我的数据文件中有以下类型的数据
DriveNo Date and Time
12 2017-01-31 23:00:00 //Start time of a trip for Driver12
134 2017-01-31 23:00:01
12 2017-01-31 23:10:00 //End time ( 10 min trip)
345 (some date/time)
12 2017-01-31 23:20:00 //Start Time
12 2017-01-31 23:35:00 //End Time (15 min trip)
.
.
.
数百万的类似数据
数据总数约为300万。现在,我需要花时间驱动我的每个驱动程序(大约有500个驱动程序)。我的理想输出就像
DriveNo TotalTimeDriven
12 35mins
134 ........(in days/hours/mins)
.
.
(对于所有其他司机)
上面,DriveNo 12有四个条目,建议两个游乐设施的开始和结束。是否有一个有效的R方式来做到这一点?
答案 0 :(得分:2)
数据表解决方案: -
# Sample data
df <- data.table(DriveNo = c(12, 134, 12, 134), Time = c("2017-01-31 23:00:00", "2017-01-31 23:00:01", "2017-01-31 23:10:00", "2017-01-31 23:20:01"))
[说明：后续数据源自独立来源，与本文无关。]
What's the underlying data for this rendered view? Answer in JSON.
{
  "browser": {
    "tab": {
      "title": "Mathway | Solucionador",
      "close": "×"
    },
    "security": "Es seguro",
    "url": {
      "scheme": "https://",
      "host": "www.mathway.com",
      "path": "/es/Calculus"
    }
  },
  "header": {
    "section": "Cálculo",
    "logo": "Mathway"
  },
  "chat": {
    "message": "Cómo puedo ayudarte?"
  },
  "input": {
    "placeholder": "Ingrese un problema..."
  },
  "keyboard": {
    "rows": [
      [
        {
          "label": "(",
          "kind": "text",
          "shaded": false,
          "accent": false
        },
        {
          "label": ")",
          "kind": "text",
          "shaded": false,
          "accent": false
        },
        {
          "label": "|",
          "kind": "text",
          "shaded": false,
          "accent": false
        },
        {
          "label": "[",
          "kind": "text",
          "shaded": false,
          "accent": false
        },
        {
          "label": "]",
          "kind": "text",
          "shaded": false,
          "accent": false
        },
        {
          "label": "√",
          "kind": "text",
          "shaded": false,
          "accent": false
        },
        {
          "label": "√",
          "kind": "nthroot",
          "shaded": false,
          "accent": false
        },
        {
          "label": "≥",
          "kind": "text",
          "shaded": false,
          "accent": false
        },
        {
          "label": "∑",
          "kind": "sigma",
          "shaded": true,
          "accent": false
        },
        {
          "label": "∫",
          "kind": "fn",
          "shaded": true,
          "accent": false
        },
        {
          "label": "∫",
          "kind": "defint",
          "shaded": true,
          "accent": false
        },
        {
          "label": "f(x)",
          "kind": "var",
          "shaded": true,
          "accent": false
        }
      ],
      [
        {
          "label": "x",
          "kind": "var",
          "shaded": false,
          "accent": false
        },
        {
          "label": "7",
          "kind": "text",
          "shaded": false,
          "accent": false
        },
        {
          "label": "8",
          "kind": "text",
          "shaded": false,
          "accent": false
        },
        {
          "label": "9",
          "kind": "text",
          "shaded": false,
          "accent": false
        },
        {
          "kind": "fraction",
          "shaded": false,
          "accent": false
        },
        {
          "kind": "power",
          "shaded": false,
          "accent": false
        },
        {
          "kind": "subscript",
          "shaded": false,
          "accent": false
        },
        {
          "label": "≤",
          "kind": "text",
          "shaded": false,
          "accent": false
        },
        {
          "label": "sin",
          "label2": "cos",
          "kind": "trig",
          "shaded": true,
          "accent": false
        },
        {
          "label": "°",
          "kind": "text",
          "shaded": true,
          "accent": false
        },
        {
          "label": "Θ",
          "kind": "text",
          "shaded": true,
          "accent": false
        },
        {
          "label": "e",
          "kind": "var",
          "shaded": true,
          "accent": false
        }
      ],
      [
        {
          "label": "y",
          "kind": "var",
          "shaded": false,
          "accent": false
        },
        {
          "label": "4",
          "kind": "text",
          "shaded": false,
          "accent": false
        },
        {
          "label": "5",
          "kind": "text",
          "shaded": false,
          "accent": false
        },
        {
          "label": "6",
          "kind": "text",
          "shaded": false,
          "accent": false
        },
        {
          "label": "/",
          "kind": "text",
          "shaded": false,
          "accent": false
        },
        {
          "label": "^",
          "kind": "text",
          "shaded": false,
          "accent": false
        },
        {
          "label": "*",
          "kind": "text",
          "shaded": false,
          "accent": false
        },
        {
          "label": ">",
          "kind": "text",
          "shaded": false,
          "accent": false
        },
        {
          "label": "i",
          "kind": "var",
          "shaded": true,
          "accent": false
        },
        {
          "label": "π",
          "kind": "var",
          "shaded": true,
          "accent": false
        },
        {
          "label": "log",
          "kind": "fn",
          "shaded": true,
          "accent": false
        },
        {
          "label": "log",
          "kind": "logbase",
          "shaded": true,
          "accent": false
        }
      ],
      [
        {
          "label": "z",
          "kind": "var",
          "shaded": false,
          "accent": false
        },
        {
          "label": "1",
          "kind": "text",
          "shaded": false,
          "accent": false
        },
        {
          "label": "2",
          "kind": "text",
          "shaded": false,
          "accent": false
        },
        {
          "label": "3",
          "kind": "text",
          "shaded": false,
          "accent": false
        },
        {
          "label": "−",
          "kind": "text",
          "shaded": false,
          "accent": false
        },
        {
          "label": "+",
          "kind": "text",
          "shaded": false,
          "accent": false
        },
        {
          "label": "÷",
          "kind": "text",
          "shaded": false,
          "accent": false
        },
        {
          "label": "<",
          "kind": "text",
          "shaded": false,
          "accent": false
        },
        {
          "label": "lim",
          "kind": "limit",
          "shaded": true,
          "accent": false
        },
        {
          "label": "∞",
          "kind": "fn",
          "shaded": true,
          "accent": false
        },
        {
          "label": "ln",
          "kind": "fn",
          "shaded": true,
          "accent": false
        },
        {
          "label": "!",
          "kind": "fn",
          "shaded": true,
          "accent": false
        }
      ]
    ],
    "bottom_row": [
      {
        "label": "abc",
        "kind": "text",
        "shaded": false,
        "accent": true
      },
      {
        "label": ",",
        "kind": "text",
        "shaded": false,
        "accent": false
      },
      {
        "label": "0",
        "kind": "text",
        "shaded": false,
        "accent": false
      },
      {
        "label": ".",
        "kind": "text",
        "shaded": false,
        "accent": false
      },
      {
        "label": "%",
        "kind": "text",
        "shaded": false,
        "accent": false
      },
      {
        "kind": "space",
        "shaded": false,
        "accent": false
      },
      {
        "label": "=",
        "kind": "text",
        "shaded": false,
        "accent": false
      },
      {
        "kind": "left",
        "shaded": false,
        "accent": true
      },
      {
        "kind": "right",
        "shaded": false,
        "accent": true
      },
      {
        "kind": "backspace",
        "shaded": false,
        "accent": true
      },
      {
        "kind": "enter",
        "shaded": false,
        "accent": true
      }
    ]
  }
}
df[, duration := max(as.POSIXct(Time)) - min(as.POSIXct(Time)), by = DriveNo]
df
DriveNo Time duration
1: 12 2017-01-31 23:00:00 10 mins
2: 134 2017-01-31 23:00:01 20 mins
3: 12 2017-01-31 23:10:00 10 mins
4: 134 2017-01-31 23:20:01 20 mins
答案 1 :(得分:1)
range
返回最大值和最小值,diff
减去向量中的序号,因此您可以这样做
aggregate(DateTime ~ DriveNo, df, function(x){diff(range(x))})
## DriveNo DateTime
## 1 12 10
## 2 134 0
或在dplyr中,
library(dplyr)
df %>% group_by(DriveNo) %>% summarise(TimeDriven = diff(range(DateTime)))
## # A tibble: 2 × 2
## DriveNo TimeDriven
## <int> <time>
## 1 12 10 mins
## 2 134 0 mins
或在data.table中,
library(data.table)
setDT(df)[, .(TimeDriven = diff(range(DateTime))), by = DriveNo]
## DriveNo TimeDriven
## 1: 12 10 mins
## 2: 134 0 mins
要更改单位,直接调用difftime
可能更简单。
数据
df <- structure(list(DriveNo = c(12L, 134L, 12L), DateTime = structure(c(1485921600,
1485921601, 1485922200), class = c("POSIXct", "POSIXt"), tzone = "")), class = "data.frame", row.names = c(NA,
-3L), .Names = c("DriveNo", "DateTime"))
对于编辑,您可以使用difftime
和sum
创建一个标识开始和停止,重新整形和汇总的变量。
library(tidyverse)
set.seed(47)
drives <- data_frame(DriveNo = sample(rep(1:5, 4)),
DateTime = seq(as.POSIXct("2017-04-13 12:00:00"),
by = '10 min', length.out = 20))
drives %>% str()
#> Classes 'tbl_df', 'tbl' and 'data.frame': 20 obs. of 2 variables:
#> $ DriveNo : int 5 3 4 3 5 1 1 2 3 5 ...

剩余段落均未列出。